The Gemini model is the first to be unveiled since the worldwide AI safety summit last month, during which tech companies committed to working with governments to test cutting-edge systems both before and after they are released. Google announced that it was in talks to test the most potent version of Gemini, scheduled for release in the next year, with the UK’s recently established AI Safety Institute.

The model is “multimodal,” meaning it can understand text, voice, graphics, video, and computer code all at once. It is available in three different versions.

As an update to Google’s chatbot Bard, Gemini is being distributed first in more than 170 countries, including the US, on Wednesday. Gemini will be integrated with Google products, including its search engine.

Nevertheless, while Google obtains regulatory approval, the Bard update will not be made available in the UK or around Europe.

The head of DeepMind, the Google division based in London that created Gemini, Demis Hassabis, stated: “It’s been the most complicated project we’ve ever worked on, I would say the biggest undertaking.” It has required a great deal of work.

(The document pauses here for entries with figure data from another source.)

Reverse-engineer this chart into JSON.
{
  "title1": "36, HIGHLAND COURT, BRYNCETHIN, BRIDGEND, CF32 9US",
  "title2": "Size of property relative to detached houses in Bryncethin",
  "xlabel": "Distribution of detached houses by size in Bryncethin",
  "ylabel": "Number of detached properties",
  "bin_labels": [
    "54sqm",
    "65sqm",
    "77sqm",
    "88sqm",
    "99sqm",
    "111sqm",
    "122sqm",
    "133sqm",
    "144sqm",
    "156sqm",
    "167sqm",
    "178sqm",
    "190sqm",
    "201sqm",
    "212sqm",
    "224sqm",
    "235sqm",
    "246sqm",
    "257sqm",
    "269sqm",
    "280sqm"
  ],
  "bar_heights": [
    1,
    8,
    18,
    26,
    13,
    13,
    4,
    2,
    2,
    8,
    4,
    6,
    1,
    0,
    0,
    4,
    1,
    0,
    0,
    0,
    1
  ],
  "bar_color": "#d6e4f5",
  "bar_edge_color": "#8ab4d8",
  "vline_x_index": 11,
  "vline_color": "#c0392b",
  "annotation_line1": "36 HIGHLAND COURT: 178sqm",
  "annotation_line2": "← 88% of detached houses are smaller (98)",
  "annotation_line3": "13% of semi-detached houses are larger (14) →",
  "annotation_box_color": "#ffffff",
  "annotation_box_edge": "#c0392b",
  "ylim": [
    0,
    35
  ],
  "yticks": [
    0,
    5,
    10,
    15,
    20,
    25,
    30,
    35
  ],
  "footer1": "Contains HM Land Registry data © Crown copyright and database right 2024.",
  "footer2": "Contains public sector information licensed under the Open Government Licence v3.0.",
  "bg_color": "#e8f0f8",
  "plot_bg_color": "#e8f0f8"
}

On Wednesday, Gemini Pro and Nano, two scaled-down models, will be available. The Nano version will be available on Android-powered smartphones, while the Pro model may be accessed through Google’s Bard chatbot.

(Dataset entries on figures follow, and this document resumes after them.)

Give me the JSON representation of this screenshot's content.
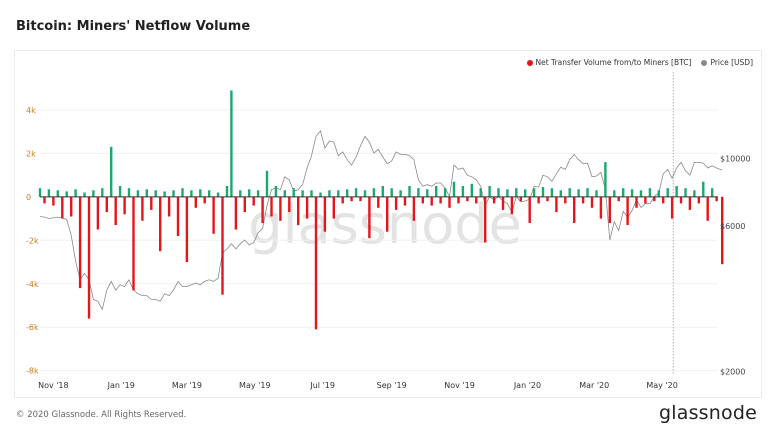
{
  "title": "Bitcoin: Miners' Netflow Volume",
  "footer": "© 2020 Glassnode. All Rights Reserved.",
  "logo": "glassnode",
  "watermark": "glassnode",
  "chart_data": {
    "type": "bar",
    "title": "Bitcoin: Miners' Netflow Volume",
    "legend_position": "top-right",
    "grid": true,
    "colors": {
      "positive": "#1aa86f",
      "negative": "#e5161b",
      "price": "#8a8a8a",
      "zero_line": "#333333",
      "marker": "#999999"
    },
    "x_axis": {
      "type": "date",
      "range": [
        "2018-10-20",
        "2020-07-01"
      ],
      "ticks": [
        {
          "date": "2018-11-01",
          "label": "Nov '18"
        },
        {
          "date": "2019-01-01",
          "label": "Jan '19"
        },
        {
          "date": "2019-03-01",
          "label": "Mar '19"
        },
        {
          "date": "2019-05-01",
          "label": "May '19"
        },
        {
          "date": "2019-07-01",
          "label": "Jul '19"
        },
        {
          "date": "2019-09-01",
          "label": "Sep '19"
        },
        {
          "date": "2019-11-01",
          "label": "Nov '19"
        },
        {
          "date": "2020-01-01",
          "label": "Jan '20"
        },
        {
          "date": "2020-03-01",
          "label": "Mar '20"
        },
        {
          "date": "2020-05-01",
          "label": "May '20"
        }
      ]
    },
    "y_axis_left": {
      "range": [
        -8200,
        6300
      ],
      "ticks": [
        {
          "value": 4000,
          "label": "4k"
        },
        {
          "value": 2000,
          "label": "2k"
        },
        {
          "value": 0,
          "label": "0"
        },
        {
          "value": -2000,
          "label": "-2k"
        },
        {
          "value": -4000,
          "label": "-4k"
        },
        {
          "value": -6000,
          "label": "-6k"
        },
        {
          "value": -8000,
          "label": "-8k"
        }
      ]
    },
    "y_axis_right": {
      "scale": "log",
      "range": [
        1950,
        21000
      ],
      "ticks": [
        {
          "value": 10000,
          "label": "$10000"
        },
        {
          "value": 6000,
          "label": "$6000"
        },
        {
          "value": 2000,
          "label": "$2000"
        }
      ]
    },
    "marker_date": "2020-05-11",
    "series": [
      {
        "name": "Net Transfer Volume from/to Miners [BTC]",
        "legend_color": "#e5161b"
      },
      {
        "name": "Price [USD]",
        "legend_color": "#8a8a8a"
      }
    ],
    "points": [
      [
        "2018-10-20",
        400,
        6450
      ],
      [
        "2018-10-24",
        -300,
        6420
      ],
      [
        "2018-10-28",
        350,
        6350
      ],
      [
        "2018-11-01",
        -400,
        6380
      ],
      [
        "2018-11-05",
        300,
        6420
      ],
      [
        "2018-11-09",
        -1000,
        6380
      ],
      [
        "2018-11-13",
        250,
        6300
      ],
      [
        "2018-11-17",
        -900,
        5600
      ],
      [
        "2018-11-21",
        350,
        4600
      ],
      [
        "2018-11-25",
        -4200,
        4000
      ],
      [
        "2018-11-29",
        200,
        4200
      ],
      [
        "2018-12-03",
        -5600,
        4000
      ],
      [
        "2018-12-07",
        300,
        3450
      ],
      [
        "2018-12-11",
        -1500,
        3400
      ],
      [
        "2018-12-15",
        400,
        3200
      ],
      [
        "2018-12-19",
        -700,
        3700
      ],
      [
        "2018-12-23",
        2300,
        3950
      ],
      [
        "2018-12-27",
        -1300,
        3700
      ],
      [
        "2018-12-31",
        500,
        3850
      ],
      [
        "2019-01-04",
        -800,
        3800
      ],
      [
        "2019-01-08",
        400,
        4000
      ],
      [
        "2019-01-12",
        -4300,
        3700
      ],
      [
        "2019-01-16",
        300,
        3600
      ],
      [
        "2019-01-20",
        -1100,
        3550
      ],
      [
        "2019-01-24",
        350,
        3550
      ],
      [
        "2019-01-28",
        -600,
        3450
      ],
      [
        "2019-02-01",
        300,
        3450
      ],
      [
        "2019-02-05",
        -2500,
        3400
      ],
      [
        "2019-02-09",
        250,
        3600
      ],
      [
        "2019-02-13",
        -900,
        3550
      ],
      [
        "2019-02-17",
        300,
        3700
      ],
      [
        "2019-02-21",
        -1800,
        3950
      ],
      [
        "2019-02-25",
        400,
        3800
      ],
      [
        "2019-03-01",
        -3000,
        3800
      ],
      [
        "2019-03-05",
        300,
        3850
      ],
      [
        "2019-03-09",
        -500,
        3900
      ],
      [
        "2019-03-13",
        350,
        3850
      ],
      [
        "2019-03-17",
        -300,
        3950
      ],
      [
        "2019-03-21",
        300,
        4000
      ],
      [
        "2019-03-25",
        -1700,
        3950
      ],
      [
        "2019-03-29",
        200,
        4050
      ],
      [
        "2019-04-02",
        -4500,
        4900
      ],
      [
        "2019-04-06",
        500,
        5050
      ],
      [
        "2019-04-10",
        4900,
        5250
      ],
      [
        "2019-04-14",
        -1500,
        5050
      ],
      [
        "2019-04-18",
        300,
        5250
      ],
      [
        "2019-04-22",
        -700,
        5400
      ],
      [
        "2019-04-26",
        350,
        5200
      ],
      [
        "2019-04-30",
        -400,
        5300
      ],
      [
        "2019-05-04",
        300,
        5700
      ],
      [
        "2019-05-08",
        -1200,
        5900
      ],
      [
        "2019-05-12",
        1200,
        7000
      ],
      [
        "2019-05-16",
        -900,
        7900
      ],
      [
        "2019-05-20",
        500,
        8000
      ],
      [
        "2019-05-24",
        -1100,
        7900
      ],
      [
        "2019-05-28",
        300,
        8700
      ],
      [
        "2019-06-01",
        -700,
        8500
      ],
      [
        "2019-06-05",
        400,
        7800
      ],
      [
        "2019-06-09",
        -1300,
        7900
      ],
      [
        "2019-06-13",
        300,
        8200
      ],
      [
        "2019-06-17",
        -1000,
        9300
      ],
      [
        "2019-06-21",
        300,
        10200
      ],
      [
        "2019-06-25",
        -6100,
        11800
      ],
      [
        "2019-06-29",
        200,
        12300
      ],
      [
        "2019-07-03",
        -1600,
        10800
      ],
      [
        "2019-07-07",
        300,
        11400
      ],
      [
        "2019-07-11",
        -1000,
        11300
      ],
      [
        "2019-07-15",
        300,
        10200
      ],
      [
        "2019-07-19",
        -300,
        10500
      ],
      [
        "2019-07-23",
        350,
        9900
      ],
      [
        "2019-07-27",
        -200,
        9500
      ],
      [
        "2019-07-31",
        400,
        10100
      ],
      [
        "2019-08-04",
        -200,
        11000
      ],
      [
        "2019-08-08",
        300,
        11800
      ],
      [
        "2019-08-12",
        -1900,
        11300
      ],
      [
        "2019-08-16",
        400,
        10400
      ],
      [
        "2019-08-20",
        -500,
        10700
      ],
      [
        "2019-08-24",
        500,
        10100
      ],
      [
        "2019-08-28",
        -1600,
        9600
      ],
      [
        "2019-09-01",
        400,
        9800
      ],
      [
        "2019-09-05",
        -600,
        10500
      ],
      [
        "2019-09-09",
        300,
        10300
      ],
      [
        "2019-09-13",
        -400,
        10300
      ],
      [
        "2019-09-17",
        500,
        10200
      ],
      [
        "2019-09-21",
        -1100,
        9900
      ],
      [
        "2019-09-25",
        400,
        8500
      ],
      [
        "2019-09-29",
        -300,
        8100
      ],
      [
        "2019-10-03",
        350,
        8200
      ],
      [
        "2019-10-07",
        -400,
        8100
      ],
      [
        "2019-10-11",
        500,
        8300
      ],
      [
        "2019-10-15",
        -300,
        8300
      ],
      [
        "2019-10-19",
        400,
        8000
      ],
      [
        "2019-10-23",
        -500,
        7500
      ],
      [
        "2019-10-27",
        700,
        9500
      ],
      [
        "2019-10-31",
        -300,
        9200
      ],
      [
        "2019-11-04",
        500,
        9300
      ],
      [
        "2019-11-08",
        -200,
        8800
      ],
      [
        "2019-11-12",
        600,
        8700
      ],
      [
        "2019-11-16",
        -300,
        8500
      ],
      [
        "2019-11-20",
        400,
        8100
      ],
      [
        "2019-11-24",
        -2100,
        7000
      ],
      [
        "2019-11-28",
        500,
        7500
      ],
      [
        "2019-12-02",
        -300,
        7300
      ],
      [
        "2019-12-06",
        400,
        7500
      ],
      [
        "2019-12-10",
        -600,
        7250
      ],
      [
        "2019-12-14",
        350,
        7100
      ],
      [
        "2019-12-18",
        -800,
        6650
      ],
      [
        "2019-12-22",
        400,
        7500
      ],
      [
        "2019-12-26",
        -200,
        7200
      ],
      [
        "2019-12-30",
        350,
        7250
      ],
      [
        "2020-01-03",
        -1200,
        7350
      ],
      [
        "2020-01-07",
        400,
        8100
      ],
      [
        "2020-01-11",
        -300,
        8050
      ],
      [
        "2020-01-15",
        450,
        8800
      ],
      [
        "2020-01-19",
        -200,
        8700
      ],
      [
        "2020-01-23",
        400,
        8400
      ],
      [
        "2020-01-27",
        -700,
        8900
      ],
      [
        "2020-01-31",
        300,
        9350
      ],
      [
        "2020-02-04",
        -300,
        9200
      ],
      [
        "2020-02-08",
        400,
        9900
      ],
      [
        "2020-02-12",
        -1200,
        10300
      ],
      [
        "2020-02-16",
        350,
        9900
      ],
      [
        "2020-02-20",
        -300,
        9600
      ],
      [
        "2020-02-24",
        400,
        9650
      ],
      [
        "2020-02-28",
        -500,
        8700
      ],
      [
        "2020-03-03",
        300,
        8750
      ],
      [
        "2020-03-07",
        -1000,
        9000
      ],
      [
        "2020-03-11",
        1600,
        7900
      ],
      [
        "2020-03-15",
        -1200,
        5400
      ],
      [
        "2020-03-19",
        300,
        6200
      ],
      [
        "2020-03-23",
        -200,
        5800
      ],
      [
        "2020-03-27",
        400,
        6700
      ],
      [
        "2020-03-31",
        -1300,
        6400
      ],
      [
        "2020-04-04",
        350,
        6750
      ],
      [
        "2020-04-08",
        -500,
        7300
      ],
      [
        "2020-04-12",
        300,
        6900
      ],
      [
        "2020-04-16",
        -300,
        7100
      ],
      [
        "2020-04-20",
        400,
        7100
      ],
      [
        "2020-04-24",
        -200,
        7500
      ],
      [
        "2020-04-28",
        300,
        7700
      ],
      [
        "2020-05-02",
        -300,
        8900
      ],
      [
        "2020-05-06",
        400,
        9200
      ],
      [
        "2020-05-10",
        -1000,
        8600
      ],
      [
        "2020-05-14",
        500,
        9300
      ],
      [
        "2020-05-18",
        -300,
        9700
      ],
      [
        "2020-05-22",
        400,
        9100
      ],
      [
        "2020-05-26",
        -600,
        8800
      ],
      [
        "2020-05-30",
        300,
        9700
      ],
      [
        "2020-06-03",
        -300,
        9700
      ],
      [
        "2020-06-07",
        700,
        9650
      ],
      [
        "2020-06-11",
        -1100,
        9300
      ],
      [
        "2020-06-15",
        400,
        9450
      ],
      [
        "2020-06-19",
        -200,
        9300
      ],
      [
        "2020-06-24",
        -3100,
        9150
      ]
    ]
  }
}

The most potent version, Ultra, is undergoing external testing and won’t be made available to the public until early 2024. At that time, it will also be included into Bard Advanced, a version of Bard.

According to Hassabis, the Ultra model will go through external “red team” testing, in which professionals evaluate a product’s security and safety. Google will then share the results with the US government in accordance with an executive order that Joe Biden signed in October.

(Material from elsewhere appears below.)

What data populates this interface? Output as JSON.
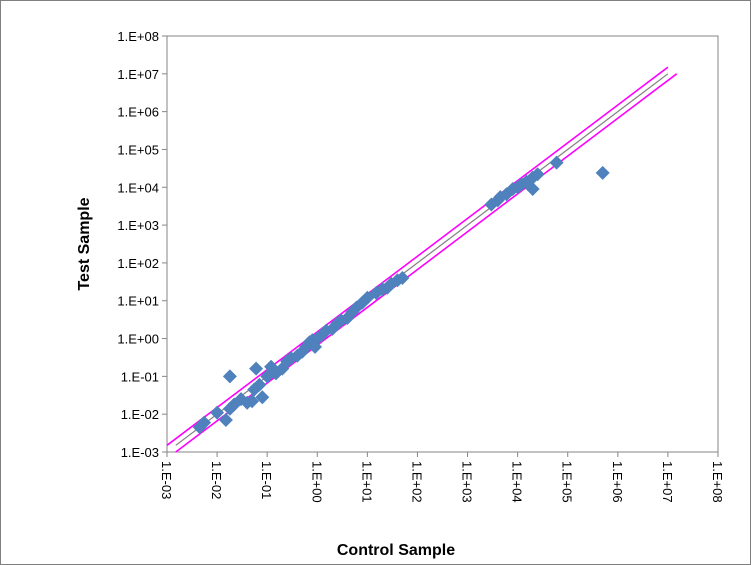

When asked if Gemini had been tested in accordance with the plans announced at the Bletchley Park AI safety conference, Hassabis replied that Google was in talks with the UK government regarding the AI Safety Institute testing the model.

He remarked, “We’re talking with them about how we want them to do that.” The testing, which are just for the most sophisticated, or “frontier,” versions, will not include the Pro or Nano models.

The general manager of Google’s Bard program, Sissie Hsiao, announced that the Pro-powered version of Bard will not be available in the UK just yet. Additionally, the European Economic Area—which comprises the EU and Switzerland—is not receiving it. “We are working with local regulators,” the woman stated. The regulatory concerns behind the delays in the UK and EU were not disclosed by Google.

According to Google, Ultra fared better on 30 out of 32 benchmark tests, including reasoning and picture interpretation, than “state-of-the-art” AI models, including ChatGPT’s most potent model, GPT-4. On six out of eight tests, the Pro model fared better than GPT-3.5, the technology that powers ChatGPT’s free edition.

Google did note that “hallucinations,” or incorrect responses, remained an issue with the model. As far as I can tell, the research problem remains unsolved, according to Eli Collins, the head of product at Google DeepMind.

The Pro and Nano versions that are being made available to the public this month can only react in text or code format at the moment, despite the fact that all of the Gemini versions are multimodal in terms of the stimuli they can understand.

In promotional movies, Google demonstrated the capabilities of Gemini by having the Ultra model read handwritten physics homework assignments from students and provide comprehensive solutions, including equation visualization. In additional videos, Gemini’s Pro version was demonstrated accurately identifying a picture of a duck and determining which movie a person was acting out on a smartphone video—in this example, a clumsy rendition of The Matrix’s well-known “bullet time” moment.

Collins claimed that Gemini’s most potent mode has demonstrated “advanced reasoning” and may demonstrate “novel capabilities,” or the capacity to carry out tasks that previous AI models had not demonstrated.

AI concerns span from the production of mass-produced misinformation to the development of “superintelligent” systems that are immune to human control. AI is the term for computer systems that can do jobs that typically need human intelligence. The emergence of artificial general intelligence, or AI that can carry out a variety of jobs at a level of intelligence comparable to or higher than that of humans, worries some researchers.

Hassabis responded, “I think these multimodal foundational models are going to be key component of AGI, whatever that final system turns out to be,” when asked if Gemini constituted a significant step towards AGI. However, there are still certain gaps, which we’re currently investigating and coming up with solutions for.

With an MMLU score of 90%, Google claimed that Ultra was the first artificial intelligence model to beat human experts in 57 different topics, including arithmetic, physics, law, medicine, and ethics. Now, AlphaCode2, a new code-writing tool from Google, is powered by Ultra and is expected to outperform 85% of human programmers at the competition level.

According to Hassabis, the open web was one of the many sources of data utilized to train Gemini. The publishing and creative sectors have objected to AI businesses exploiting online copyrighted information to construct models.